-39.STRONG GIRL-

272 32 4
                                    

SELAMAT MEMBACA SEMUA

Perasaanku itu lemah. Hanya perhatian kecilmu mampu membuatku terbang setinggi langit. Namun sayang, kamu menjatuhkan di waktu yang bersamaan.

-Eza Panji

-Strong Girl-

Malam ini hujan turun dengan lebat. Marta menutup jendela kamarnya kemudian merebahkan diri di kasur. Ia menatap langit-langit kamar yang berwarna abu-abu. Ia tersenyum kecil mengingat kejadian beberapa jam yang lalu. Ia jadi malu sendiri mengingatnya. Mengapa ia bisa melakukan sejauh ini? Ia mencium Icha? Seingatnya ia tak pernah mencium siapapun selain ibunya.

Marta meraup wajahnya kasar. Ia merutuki dirinya sendiri. Tapi tak urung Marta tersenyum kecil.

Lamunannya buyar ketika suara ketukan pintu terdengar beberapa kali. Marta berdecak kemudian membuka pintu kamarnya perlahan.

Bi Riri, asisten rumah tangga yang bisa dikatakan masih muda itu tersenyum canggung melihat anak majikannya menampilkan muka yang kurang mengenakan. Walaupun ia tak pernah melihat Marta tersenyum ke arahnya sedikitpun.

"Kenapa?" Tanya Marta malas.

"Anu mas, mas Marta disuruh ke bawah sama bapak. Disuruh makan malam bersama," Jawab Bi Riri dengan menundukkan kepalanya.

Marta tanpa mengatakan apapun langsung pergi dari hadapan Bi Riri menuju ruang makan. Ia menampilkan wajah dingin, tanpa senyuman atau bahkan wajah santainya ketika bersama teman-temannya.

Marta duduk tanpa menoleh pada keluarganya, termasuk ayahnya.
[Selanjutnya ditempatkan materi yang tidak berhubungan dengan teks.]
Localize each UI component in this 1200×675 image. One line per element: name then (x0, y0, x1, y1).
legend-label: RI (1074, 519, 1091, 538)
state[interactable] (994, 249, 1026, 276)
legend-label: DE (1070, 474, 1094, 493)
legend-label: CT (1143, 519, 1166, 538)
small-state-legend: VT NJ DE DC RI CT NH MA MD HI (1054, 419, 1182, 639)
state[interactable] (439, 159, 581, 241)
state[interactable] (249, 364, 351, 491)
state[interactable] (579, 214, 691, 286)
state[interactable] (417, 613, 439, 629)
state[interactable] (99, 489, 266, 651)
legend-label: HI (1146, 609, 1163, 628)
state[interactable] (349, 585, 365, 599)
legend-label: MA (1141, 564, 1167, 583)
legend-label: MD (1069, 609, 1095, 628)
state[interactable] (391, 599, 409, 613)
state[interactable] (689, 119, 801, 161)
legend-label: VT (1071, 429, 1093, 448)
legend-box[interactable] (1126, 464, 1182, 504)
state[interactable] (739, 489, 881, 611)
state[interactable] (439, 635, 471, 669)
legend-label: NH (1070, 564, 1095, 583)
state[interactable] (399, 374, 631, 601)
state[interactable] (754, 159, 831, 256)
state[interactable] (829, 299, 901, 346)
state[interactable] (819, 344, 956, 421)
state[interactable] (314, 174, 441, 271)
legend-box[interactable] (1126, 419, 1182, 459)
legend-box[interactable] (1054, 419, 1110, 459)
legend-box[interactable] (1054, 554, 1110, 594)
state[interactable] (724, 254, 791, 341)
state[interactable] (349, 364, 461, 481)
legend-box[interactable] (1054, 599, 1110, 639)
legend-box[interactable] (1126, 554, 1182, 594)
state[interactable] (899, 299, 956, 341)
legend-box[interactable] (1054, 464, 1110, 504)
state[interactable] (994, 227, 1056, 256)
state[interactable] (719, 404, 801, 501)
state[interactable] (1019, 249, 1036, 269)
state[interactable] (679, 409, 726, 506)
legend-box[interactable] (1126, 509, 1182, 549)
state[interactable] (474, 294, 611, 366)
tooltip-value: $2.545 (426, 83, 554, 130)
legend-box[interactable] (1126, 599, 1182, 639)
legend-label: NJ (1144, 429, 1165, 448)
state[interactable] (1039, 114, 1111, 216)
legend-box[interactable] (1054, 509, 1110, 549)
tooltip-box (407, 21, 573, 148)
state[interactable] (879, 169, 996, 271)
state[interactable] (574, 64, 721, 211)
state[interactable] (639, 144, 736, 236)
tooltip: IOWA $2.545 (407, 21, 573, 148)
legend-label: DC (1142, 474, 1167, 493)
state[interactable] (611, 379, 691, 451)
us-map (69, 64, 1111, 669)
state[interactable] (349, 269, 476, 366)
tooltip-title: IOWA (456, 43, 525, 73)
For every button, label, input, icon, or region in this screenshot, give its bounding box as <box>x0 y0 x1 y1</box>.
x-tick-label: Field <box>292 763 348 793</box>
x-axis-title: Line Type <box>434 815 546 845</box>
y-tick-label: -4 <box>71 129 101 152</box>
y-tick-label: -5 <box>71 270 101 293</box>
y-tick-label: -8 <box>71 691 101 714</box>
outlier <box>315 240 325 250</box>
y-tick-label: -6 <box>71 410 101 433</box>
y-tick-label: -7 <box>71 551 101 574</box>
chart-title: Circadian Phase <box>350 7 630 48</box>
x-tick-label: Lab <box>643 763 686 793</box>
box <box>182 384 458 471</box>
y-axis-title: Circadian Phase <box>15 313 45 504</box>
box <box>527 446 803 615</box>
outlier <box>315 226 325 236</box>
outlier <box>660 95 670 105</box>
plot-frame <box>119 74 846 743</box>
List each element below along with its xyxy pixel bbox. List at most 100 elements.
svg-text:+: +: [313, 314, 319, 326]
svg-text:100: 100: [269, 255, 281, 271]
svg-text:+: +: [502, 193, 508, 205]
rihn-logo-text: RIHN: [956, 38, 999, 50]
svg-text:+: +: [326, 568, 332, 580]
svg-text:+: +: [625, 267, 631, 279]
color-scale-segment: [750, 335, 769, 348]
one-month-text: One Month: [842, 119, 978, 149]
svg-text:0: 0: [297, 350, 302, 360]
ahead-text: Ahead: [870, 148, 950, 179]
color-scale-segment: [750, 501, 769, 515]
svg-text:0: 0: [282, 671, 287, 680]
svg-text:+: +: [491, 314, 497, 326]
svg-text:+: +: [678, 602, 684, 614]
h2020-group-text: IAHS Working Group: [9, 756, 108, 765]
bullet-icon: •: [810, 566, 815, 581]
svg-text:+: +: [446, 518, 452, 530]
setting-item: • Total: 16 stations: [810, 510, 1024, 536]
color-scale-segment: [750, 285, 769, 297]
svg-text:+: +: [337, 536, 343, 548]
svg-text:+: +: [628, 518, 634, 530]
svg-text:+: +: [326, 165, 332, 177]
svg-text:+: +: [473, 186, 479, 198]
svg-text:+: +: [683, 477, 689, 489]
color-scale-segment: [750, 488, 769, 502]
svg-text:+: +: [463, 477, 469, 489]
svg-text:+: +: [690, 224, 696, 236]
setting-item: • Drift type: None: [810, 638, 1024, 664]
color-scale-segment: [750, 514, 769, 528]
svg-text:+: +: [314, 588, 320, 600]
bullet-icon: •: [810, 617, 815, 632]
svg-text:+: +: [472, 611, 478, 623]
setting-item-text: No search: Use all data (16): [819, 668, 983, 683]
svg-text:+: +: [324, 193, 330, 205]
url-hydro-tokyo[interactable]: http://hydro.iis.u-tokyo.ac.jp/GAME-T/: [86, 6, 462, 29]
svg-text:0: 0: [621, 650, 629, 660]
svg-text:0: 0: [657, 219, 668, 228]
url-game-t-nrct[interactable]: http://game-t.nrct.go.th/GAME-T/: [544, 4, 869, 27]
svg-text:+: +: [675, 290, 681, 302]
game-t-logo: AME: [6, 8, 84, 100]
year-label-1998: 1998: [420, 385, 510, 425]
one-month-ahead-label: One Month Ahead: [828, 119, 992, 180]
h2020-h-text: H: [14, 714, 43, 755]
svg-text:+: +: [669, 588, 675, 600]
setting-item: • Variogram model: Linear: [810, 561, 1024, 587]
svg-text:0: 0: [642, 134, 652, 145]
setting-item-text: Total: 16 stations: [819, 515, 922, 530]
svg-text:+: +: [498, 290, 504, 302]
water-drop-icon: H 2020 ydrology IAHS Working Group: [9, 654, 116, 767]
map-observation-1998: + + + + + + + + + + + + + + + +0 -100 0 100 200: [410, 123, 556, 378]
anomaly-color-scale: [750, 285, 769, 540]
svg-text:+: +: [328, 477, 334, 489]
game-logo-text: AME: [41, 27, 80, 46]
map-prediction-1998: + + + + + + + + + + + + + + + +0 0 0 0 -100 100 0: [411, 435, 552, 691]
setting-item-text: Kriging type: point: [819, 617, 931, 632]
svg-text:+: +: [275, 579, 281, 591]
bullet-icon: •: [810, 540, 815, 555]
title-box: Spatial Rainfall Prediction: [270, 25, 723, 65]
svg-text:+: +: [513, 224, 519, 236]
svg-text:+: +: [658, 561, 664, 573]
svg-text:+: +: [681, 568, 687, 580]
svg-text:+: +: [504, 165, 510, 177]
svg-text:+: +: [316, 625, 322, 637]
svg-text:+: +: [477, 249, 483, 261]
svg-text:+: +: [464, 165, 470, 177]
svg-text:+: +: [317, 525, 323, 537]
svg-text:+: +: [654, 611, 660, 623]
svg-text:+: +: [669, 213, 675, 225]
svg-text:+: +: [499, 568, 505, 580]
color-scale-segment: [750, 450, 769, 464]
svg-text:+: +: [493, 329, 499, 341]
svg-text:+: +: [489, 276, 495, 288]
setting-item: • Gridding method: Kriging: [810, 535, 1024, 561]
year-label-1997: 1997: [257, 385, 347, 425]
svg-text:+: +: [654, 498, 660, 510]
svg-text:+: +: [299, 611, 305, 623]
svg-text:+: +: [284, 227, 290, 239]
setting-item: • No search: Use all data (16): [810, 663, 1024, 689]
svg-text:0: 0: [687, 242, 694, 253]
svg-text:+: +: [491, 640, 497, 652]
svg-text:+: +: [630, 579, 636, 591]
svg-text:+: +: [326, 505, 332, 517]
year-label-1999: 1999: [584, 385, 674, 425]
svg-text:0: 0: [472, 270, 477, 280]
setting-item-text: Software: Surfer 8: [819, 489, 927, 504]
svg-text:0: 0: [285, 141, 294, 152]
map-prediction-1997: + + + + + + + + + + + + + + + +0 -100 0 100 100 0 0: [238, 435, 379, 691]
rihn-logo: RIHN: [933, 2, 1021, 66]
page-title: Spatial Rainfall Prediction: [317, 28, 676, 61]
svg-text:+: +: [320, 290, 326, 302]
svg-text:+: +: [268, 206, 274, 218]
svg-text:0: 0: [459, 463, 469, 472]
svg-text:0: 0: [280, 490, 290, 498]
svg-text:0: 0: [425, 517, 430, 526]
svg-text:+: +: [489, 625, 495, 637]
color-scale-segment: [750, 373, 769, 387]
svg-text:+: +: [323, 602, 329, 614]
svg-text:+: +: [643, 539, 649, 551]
Ini merupakan suasana yang paling Marta benci. Ia bisa saja menolak, tapi ia tak tega kepada Bi Riri jika harus dipecat karena tidak berhasil mengajak dirinya makan malam.

"Marta," Panggil seseorang dengan suara berat. Marta mengabaikan dan sibuk mengambil makanan di atas meja.

"Marta Pradana Mahardika," Marta masih mengabaikannya, seolah-olah ia tak mendengar suara apapun.

BRAK!

"Papah tidak pernah mengajarkan anak papah untuk tidak sopan seperti ini," Kata Mahardika tegas. Marta hanya melirik sekilas ayahnyadan kembali melanjutkan kegiatan makannya.

"Marta!" Panggil Mahardika kembali. Ia menunggu Marta menatapnya.

"Kaya ada yang manggil. Tapi siapa ya? setan kali," Marta mengatakan dengan santai tanpa peduli dengan ayahnya yang sedang menahan emosi.

"Dasar anak gak tau diuntung!" Tunjuk Mahardika kepada Marta. Marta menatap Mahardika malas. "Bodo," Jawabnya.

Mahardika semakin mengepalkan tangannya. Ia tak pernah sekalipun mengajarkan anaknya berbuat seperti ini. Lancang sekali, pikir Mahardika.

"Jangan pernah membuat saya emosi," Desis Mahardika. Perlahan-lahan ia menunjukkan benda yang selalu ia bawa. Benda yang tak pernah lepas dari genggamannya.

Deg

Marta menatap pistol yang dipegang Mahardika. Mukanya pucat pasi. Ia teringat dengan mendiang ibunya.

"Jangan sampai peluru ini meluncur ke arahmu, Marta." Mahardika tersenyum miring. Kedua saudara Marta yang melihat hanya diam. Diam dengan kepanikan. Mereka bingung harus bagaimana. Karena sekarang ayahnya di kendalikan oleh orang lain. Ini bukan diri ayah mereka. Ini kepribadian lain yang selalu membuat semua orang terluka, termasuk ibu mereka sendiri.

"Anda mau membunuh saya? Silahkan. Dengan senang hati saya ijinkan. Karna saya tidak sudi tinggal satu atap dengan orang psikopat seperti anda," Jawab Marta tegas.